Shakespeare's pen has been repeatedly stolen and replaced since, and the paint has been renewed. In 1793 Edmond Malone, the noted Shakespeare scholar, persuaded the vicar to paint the monument white, in keeping with the Neoclassical taste of the time. The paint was removed in 1861 and the monument was repainted in the colours recovered from beneath the white layer.
In 1973 intruders removed the figure from its niche and tried to chip out the inscription. Local police took the view that they were looking for valuable Shakespeare manuscripts, which were rumoured to be hidden within the monument. According to Sam Schoenbaum, who examined it after the incident, the figure suffered only "very slight damage".
A fanciful 1857 painting by Henry Wallis depicting Johnson carving the monument, while Ben Jonson shows him Shakespeare's death mask.
In the 1850s, the scientist Richard Owen argued that a death mask discovered in Germany by Ludwig Becker in 1849, known as the Kesselstadt Death Mask, was probably used by Johnson to model the face of the effigy. The mask had been claimed to be of Shakespeare because of a similarity to an alleged Shakespeare portrait Becker had bought two years earlier. This was depicted by the painter Henry Wallis in his imaginary scene portraying Ben Jonson showing the death mask to the sculptor. However, measurements of the mask and the monument figure did not correspond, most notably the bony structure of the forehead, and the idea was discredited. Though the Kesselstadt mask does not seem to fit, Park Honan asserts that the facial features of the monument do appear to have been modelled on a mask: "His eyes stare, the face is heavy and the nose is small and sharp. Because of the shrinkage of the muscles and possibly of the nostrils, the upper lip is elongated".
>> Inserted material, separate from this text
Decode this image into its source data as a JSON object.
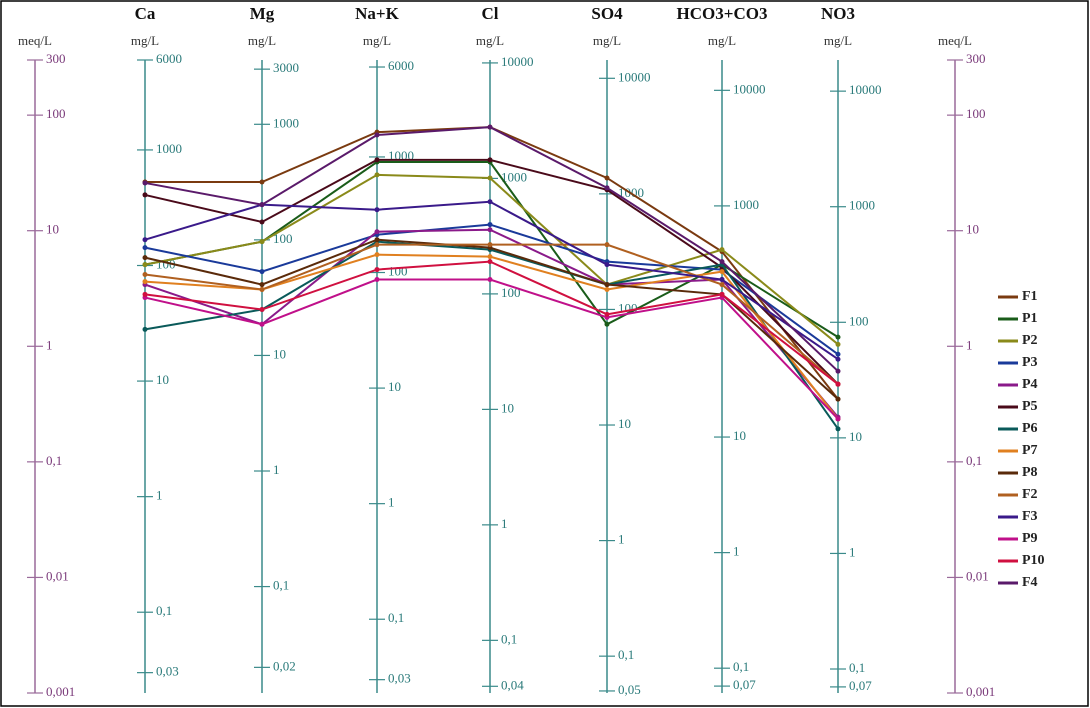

Critics have generally been unkind about the appearance of the sculpture. Thomas Gainsborough wrote that "Shakespeare's bust is a silly smiling thing". J. Dover Wilson, a critic and biographer of Shakespeare, once remarked that the Bard's effigy makes him look like a "self-satisfied pork butcher." Sir Nikolaus Pevsner pointed out that the iconographical type represented by the figure is that of a scholar or divine; his description of the effigy is "a self-satisfied schoolmaster".
Schoenbaum, however, says the monument is a typical example of Jacobean Renaissance style, and Spielmann says the "stiff simplicity" of the figure was more suitable for a sepulchral sculpture in a church than a more life-like depiction.